Having a routine, even if you don’t like it, is for most people the basis for a good life I believe. I know it sounds ridiculous at first but look at people who retire. They are the best example of this. Have you noticed how people often complain about their day jobs? However, as soon as the job is gone, they complain about not knowing what to do with their time. Day job routines give a sense of structure and keep you busy, something most people miss once they can freely choose what to do with their time.
If you worked for 10 + years in a corporate environment you get part of that DNA. Shaking that of and suddenly having no deadlines can lead to procrastination. Avoid this trap by actively pursuing hobbies and side jobs to keep yourselves busy and engaged.
4. How will your community react to your new lifestyle?
You know the saying you are the sum of the five closest people to you. You also remember the schoolfriends you had and got along so well? Most of them disappeared the day school was over. What about the colleague at work, with whom you had so much in common. What happened to that relationship after one of you changed jobs? Why is that you ask? It is because the minute you loose the common theme in your life, your relationship looses its value and in most cases is not worth pursuing anymore.
Be prepared to be alienated from your close circle of friends after you take a drastic lifestyle change for good. Living a FI describes this challenge in a recent post (after being retired for four years):
At the same time, I have a growing sense of disconnect from some of my old friends. Especially peers — people my age that are still working that I’ve been friends with for decades. That situation is another matter entirely. I find this year that I am losing a sense of intimacy with some of them. They work a lot — I do not. We are starting to lose some common interests and activities that helped to create our friendships in the first place. Some of the threads that bound us together for 20 plus years were perhaps unravelling.
5. Can I stomach a black swan event
Since the financial crisis in 2008 the stock market has been booming thanks to the monetary policies around the world. Cash is cheap and negative interest rates draw a lot of money into stocks away from savings accounts. There is a bull marathon going on with no ending in sight. And that is exactly the problem. Many investors never dealt with real uncertainty where the stock market goes down for several months. Therefore it is important to consider that scenario and be prepared. Ask yourself the following:
- How will I be affected if the economy is tanking and a financial crisis happening like in 2008?
- Can I stomach a temporary stock market decline of 50%?
- Do I have enough savings if a recession is on the horizon?

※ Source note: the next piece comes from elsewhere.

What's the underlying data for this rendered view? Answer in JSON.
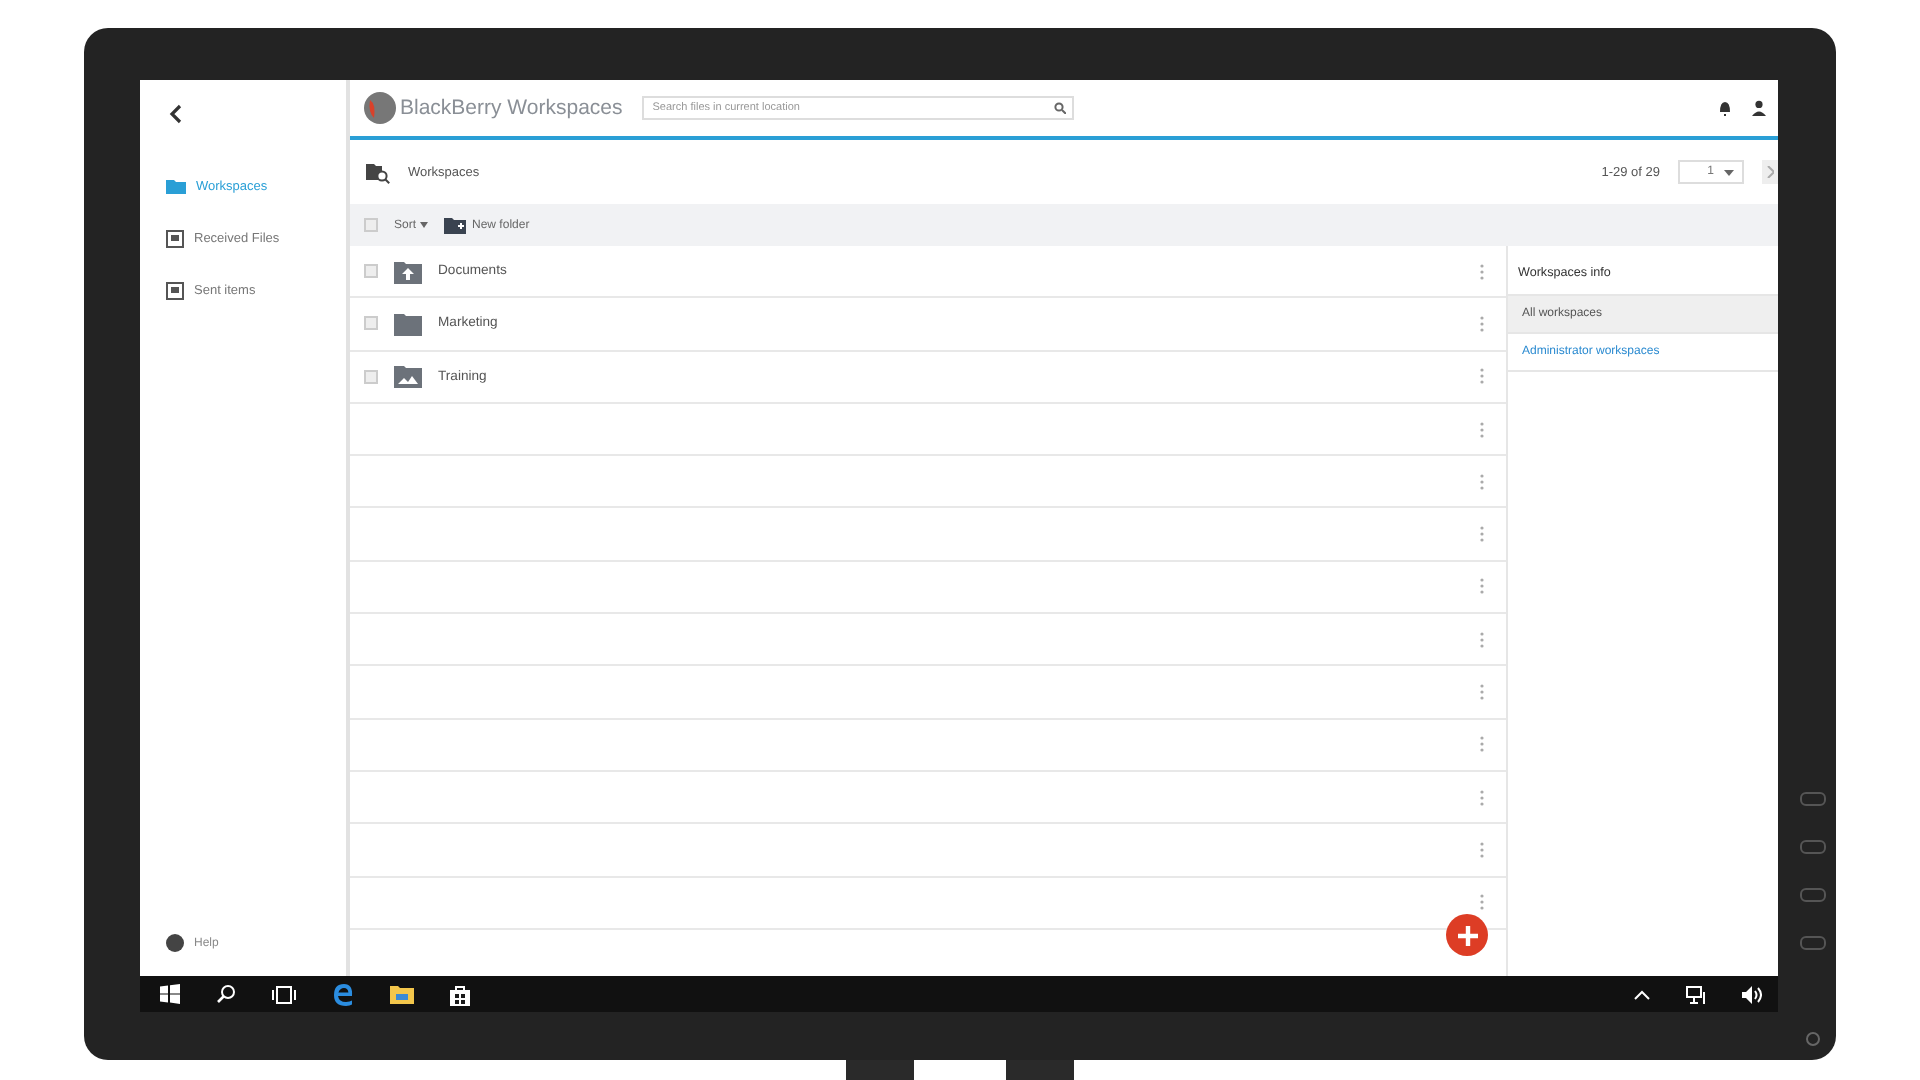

Don’t get too negative on the whole FIRE topic but don’t live only in the spreadsheet while counting your monthly dividends towards X amount in your bank account. Try to look at the big picture and factor in community, purpose and mental well being. It is not all about money, it is about living a life according to your wishes and dreams. While reading books and blogs on the topic I realised that besides a few FIRE celebrities like Mr. Money Mustache or Chris Mamula no one talks about the life after reaching FIRE.

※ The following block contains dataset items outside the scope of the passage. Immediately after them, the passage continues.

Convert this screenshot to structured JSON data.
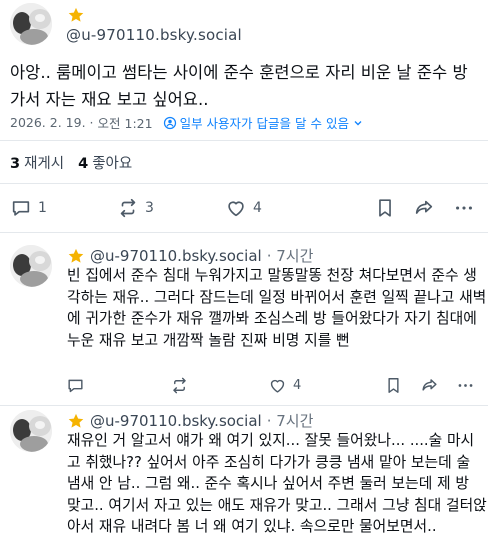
{
  "main_post": {
    "handle": "@u-970110.bsky.social",
    "text": "아앙.. 룸메이고 썸타는 사이에 준수 훈련으로 자리 비운 날 준수 방 가서 자는 재요 보고 싶어요..",
    "date": "2026. 2. 19.",
    "time": "오전 1:21",
    "reply_permission": "일부 사용자가 답글을 달 수 있음",
    "stats": {
      "reposts_count": "3",
      "reposts_label": "재게시",
      "likes_count": "4",
      "likes_label": "좋아요"
    },
    "actions": {
      "replies": "1",
      "reposts": "3",
      "likes": "4"
    }
  },
  "replies": [
    {
      "handle": "@u-970110.bsky.social",
      "time": "· 7시간",
      "text": "빈 집에서 준수 침대 누워가지고 말똥말똥 천장 쳐다보면서 준수 생각하는 재유.. 그러다 잠드는데 일정 바뀌어서 훈련 일찍 끝나고 새벽에 귀가한 준수가 재유 깰까봐 조심스레 방 들어왔다가 자기 침대에 누운 재유 보고 개깜짝 놀람 진짜 비명 지를 뻔",
      "actions": {
        "replies": "",
        "reposts": "",
        "likes": "4"
      }
    },
    {
      "handle": "@u-970110.bsky.social",
      "time": "· 7시간",
      "text": "재유인 거 알고서 얘가 왜 여기 있지... 잘못 들어왔나... ....술 마시고 취했나?? 싶어서 아주 조심히 다가가 킁킁 냄새 맡아 보는데 술 냄새 안 남.. 그럼 왜.. 준수 혹시나 싶어서 주변 둘러 보는데 제 방 맞고.. 여기서 자고 있는 애도 재유가 맞고.. 그래서 그냥 침대 걸터앉아서 재유 내려다 봄 너 왜 여기 있냐. 속으로만 물어보면서.."
    }
  ],
  "colors": {
    "link_blue": "#1083fe",
    "star_gold": "#f5b301",
    "divider": "#e4e8ec"
  },
  "icons": [
    "star-icon",
    "reply-icon",
    "repost-icon",
    "like-icon",
    "bookmark-icon",
    "share-icon",
    "more-icon",
    "reply-permission-icon",
    "chevron-down-icon"
  ]
}
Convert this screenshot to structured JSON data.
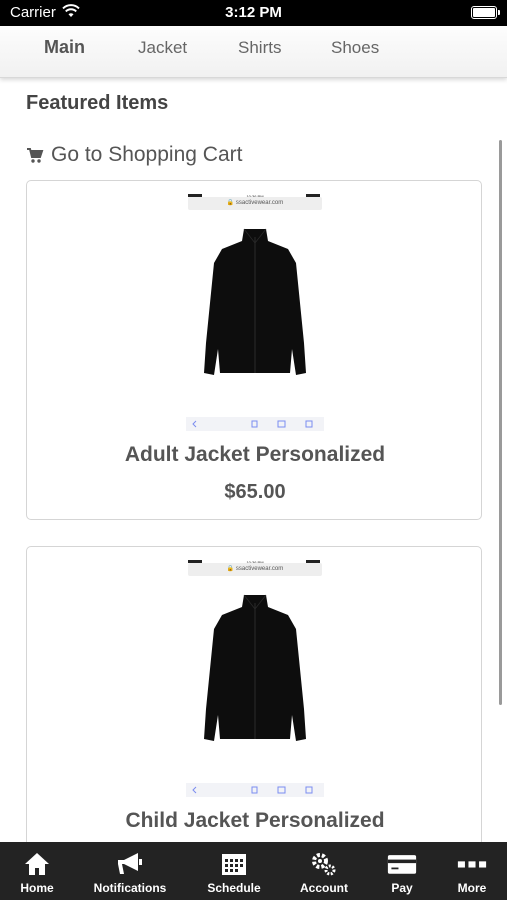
{
  "status_bar": {
    "carrier": "Carrier",
    "time": "3:12 PM"
  },
  "top_tabs": [
    {
      "label": "Main",
      "active": true
    },
    {
      "label": "Jacket",
      "active": false
    },
    {
      "label": "Shirts",
      "active": false
    },
    {
      "label": "Shoes",
      "active": false
    }
  ],
  "featured_title": "Featured Items",
  "cart_link_label": "Go to Shopping Cart",
  "products": [
    {
      "name": "Adult Jacket Personalized",
      "price": "$65.00",
      "thumb_url": "ssactivewear.com",
      "thumb_status_time": "10:36 PM"
    },
    {
      "name": "Child Jacket Personalized",
      "price": "",
      "thumb_url": "ssactivewear.com",
      "thumb_status_time": "10:36 PM"
    }
  ],
  "bottom_tabs": [
    {
      "label": "Home",
      "icon": "home-icon"
    },
    {
      "label": "Notifications",
      "icon": "megaphone-icon"
    },
    {
      "label": "Schedule",
      "icon": "calendar-icon"
    },
    {
      "label": "Account",
      "icon": "gears-icon"
    },
    {
      "label": "Pay",
      "icon": "credit-card-icon"
    },
    {
      "label": "More",
      "icon": "more-dots-icon"
    }
  ],
  "colors": {
    "status_bar": "#000000",
    "tabbar": "#232323",
    "text": "#555555"
  }
}
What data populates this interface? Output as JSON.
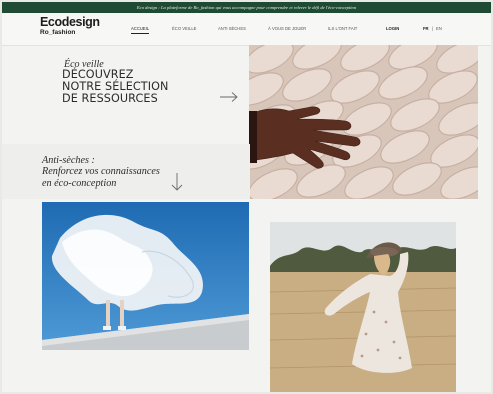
{
  "banner": {
    "text": "Eco design : La plateforme de Ro_fashion qui vous accompagne pour comprendre et relever le défi de l'éco-conception"
  },
  "header": {
    "logo_main": "Ecodesign",
    "logo_sub": "Ro_fashion",
    "nav": [
      "ACCUEIL",
      "ÉCO VEILLE",
      "ANTI SÈCHES",
      "À VOUS DE JOUER",
      "ILS L'ONT FAIT"
    ],
    "login": "LOGIN",
    "lang_current": "FR",
    "lang_sep": "|",
    "lang_other": "EN"
  },
  "hero": {
    "eyebrow": "Éco veille",
    "title_lines": [
      "DÉCOUVREZ",
      "NOTRE SÉLECTION",
      "DE RESSOURCES"
    ],
    "arrow_icon": "arrow-right-icon"
  },
  "anti": {
    "lines": [
      "Anti-sèches :",
      "Renforcez vos connaissances",
      "en éco-conception"
    ],
    "arrow_icon": "arrow-down-icon"
  },
  "colors": {
    "banner_bg": "#1f4b35",
    "page_bg": "#f3f3f1",
    "text": "#2b2b2b"
  }
}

Reaching FI and RE is not difficult in my opinion. With a plan and the right mindset everybody can do it. But living a life where money is not the main motivator for your daily structure is difficult. The above mentioned 5 pitfalls of the FIRE movement are the ones most challenging for me. Disclaimer, I did not reach FIRE yet but I will be in a couple of years so I spend time thinking about life 2.0. During that process my focus shifted on reaching a certain goal to enjoy the process and the here and now. Remember that Rome was not built in one day.